This year’s International Conference on Learning Representations event included a workshop held by the Climate Change AI group of academics and artificial intelligence industry representatives which considered how machine learning can help tackle climate change.
Bjarne Steffen, senior researcher at the energy politics group at ETH Zürich, shared his insights at the workshop on how Covid-19 and the accompanying economic crisis are affecting recently introduced ‘green’ policies. “The crisis hit at a time when energy policies were experiencing increasing momentum towards climate action, especially in Europe,” said Steffen, who added the coronavirus pandemic has cast into doubt the implementation of such progressive policies.
The academic said there was a risk of overreacting to the public health crisis, as far as progress towards climate change goals was concerned.
“Many interest groups from carbon-intensive industries are pushing to remove the emissions trading system and other green policies,” said Steffen. “In cases where those policies are having a serious impact on carbon-emitting industries, governments should offer temporary waivers during this temporary crisis, instead of overhauling the regulatory structure.”
However, the ETH Zürich researcher said any temptation to impose environmental conditions to bail-outs for carbon-intensive industries should be resisted. “While it is tempting to push a green agenda in the relief packages, tying short-term environmental conditions to bail-outs is impractical, given the uncertainty in how long this crisis will last,” he said. “It is better to include provisions that will give more control over future decisions to decarbonize industries, such as the government taking equity shares in companies.”
Steffen shared with pv magazine readers an article published in Joule which can be accessed here, and which articulates his arguments about how Covid-19 could affect the energy transition.
Covid-19 in the U.K.
The electricity system in the U.K. is also being affected by Covid-19, according to Jack Kelly, founder of London-based, not-for-profit, greenhouse gas emission reduction research laboratory Open Climate Fix.

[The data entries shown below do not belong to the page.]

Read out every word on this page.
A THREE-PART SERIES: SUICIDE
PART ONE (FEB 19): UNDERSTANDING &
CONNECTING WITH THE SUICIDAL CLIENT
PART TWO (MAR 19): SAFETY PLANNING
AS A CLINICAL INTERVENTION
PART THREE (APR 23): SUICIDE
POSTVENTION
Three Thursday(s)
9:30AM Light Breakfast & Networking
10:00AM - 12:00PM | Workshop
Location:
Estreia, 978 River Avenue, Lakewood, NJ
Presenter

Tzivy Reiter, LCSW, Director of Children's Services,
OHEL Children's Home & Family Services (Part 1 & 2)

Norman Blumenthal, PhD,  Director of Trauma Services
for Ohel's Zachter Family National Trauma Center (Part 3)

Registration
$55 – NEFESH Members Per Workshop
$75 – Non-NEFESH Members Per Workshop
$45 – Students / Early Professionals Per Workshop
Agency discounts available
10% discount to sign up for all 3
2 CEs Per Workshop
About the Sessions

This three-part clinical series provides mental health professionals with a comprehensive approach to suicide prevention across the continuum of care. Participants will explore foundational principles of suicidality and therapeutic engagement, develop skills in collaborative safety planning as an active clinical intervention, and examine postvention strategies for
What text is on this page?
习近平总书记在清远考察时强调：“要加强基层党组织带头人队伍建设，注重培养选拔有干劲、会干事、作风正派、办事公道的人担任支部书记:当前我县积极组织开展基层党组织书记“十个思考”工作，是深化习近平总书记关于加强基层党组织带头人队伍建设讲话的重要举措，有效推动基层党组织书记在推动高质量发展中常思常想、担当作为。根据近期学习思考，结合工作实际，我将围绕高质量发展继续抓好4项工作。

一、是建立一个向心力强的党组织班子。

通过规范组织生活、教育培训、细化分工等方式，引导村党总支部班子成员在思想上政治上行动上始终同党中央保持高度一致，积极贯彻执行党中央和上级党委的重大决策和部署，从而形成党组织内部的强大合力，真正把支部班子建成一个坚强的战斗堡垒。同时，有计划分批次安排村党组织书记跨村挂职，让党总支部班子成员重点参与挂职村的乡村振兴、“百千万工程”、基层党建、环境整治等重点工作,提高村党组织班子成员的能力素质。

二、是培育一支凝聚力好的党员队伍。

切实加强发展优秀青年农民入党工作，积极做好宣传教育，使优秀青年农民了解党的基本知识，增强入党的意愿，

“The crisis has reduced overall electricity use in the U.K.,” said Kelly. “Residential use has increased but this has not offset reductions in commercial and industrial loads.”
Steve Wallace, a power system manager at British electricity system operator National Grid ESO recently told U.K. broadcaster the BBC electricity demand has fallen 15-20% across the U.K. The National Grid ESO blog has stated the fall-off makes managing grid functions such as voltage regulation more challenging.
Open Climate Fix’s Kelly noted even events such as a nationally-coordinated round of applause for key workers was followed by a dramatic surge in demand, stating: “On April 16, the National Grid saw a nearly 1 GW spike in electricity demand over 10 minutes after everyone finished clapping for healthcare workers and went about the rest of their evenings.”
Climate Change AI workshop panelists also discussed the impact machine learning could have on improving electricity planning in Africa. The Electricity Growth and Use in Developing Economies (e-Guide) initiative funded by fossil fuel philanthropic organization the Rockefeller Foundation aims to use data to improve the planning and operation of electricity systems in developing countries.
E-Guide members Nathan Williams, an assistant professor at the Rochester Institute of Technology (RIT) in New York state, and Simone Fobi, a PhD student at Columbia University in NYC, spoke about their work at the Climate Change AI workshop, which closed on Thursday. Williams emphasized the importance of demand prediction, saying: “Uncertainty around current and future electricity consumption leads to inefficient planning. The weak link for energy planning tools is the poor quality of demand data.”
Fobi said: “We are trying to use machine learning to make use of lower-quality data and still be able to make strong predictions.”
The market maturity of individual solar home systems and PV mini-grids in Africa mean more complex electrification plan modeling is required.
“When we are doing [electricity] access planning, we are trying to figure out where the demand will be and how much demand will exist so we can propose the right technology,” added Fobi. “This makes demand estimation crucial to efficient planning.”
Unlike many traditional modeling approaches, machine learning is scalable and transferable. Rochester’s Williams has been using data from nations such as Kenya, which are more advanced in their electrification efforts, to train machine learning models to make predictions to guide electrification efforts in countries which are not as far down the track.
Williams also discussed work being undertaken by e-Guide members at the Colorado School of Mines, which uses nighttime satellite imagery and machine learning to assess the reliability of grid infrastructure in India.
Another e-Guide project, led by Jay Taneja at the University of Massachusetts, Amherst – and co-funded by the Energy and Economic Growth program on development spending based at Berkeley – uses satellite imagery to identify productive uses of electricity in rural areas by detecting pollution signals from diesel irrigation pumps.
Though good quality data is often not readily available for Africa, Williams added, it does exist.
“We have spent years developing trusting relationships with utilities,” said the RIT academic. “Once our partners realize the value proposition we can offer, they are enthusiastic about sharing their data … We can’t do machine learning without high-quality data and this requires that organizations can effectively collect, organize, store and work with data. Data can transform the electricity sector but capacity building is crucial.”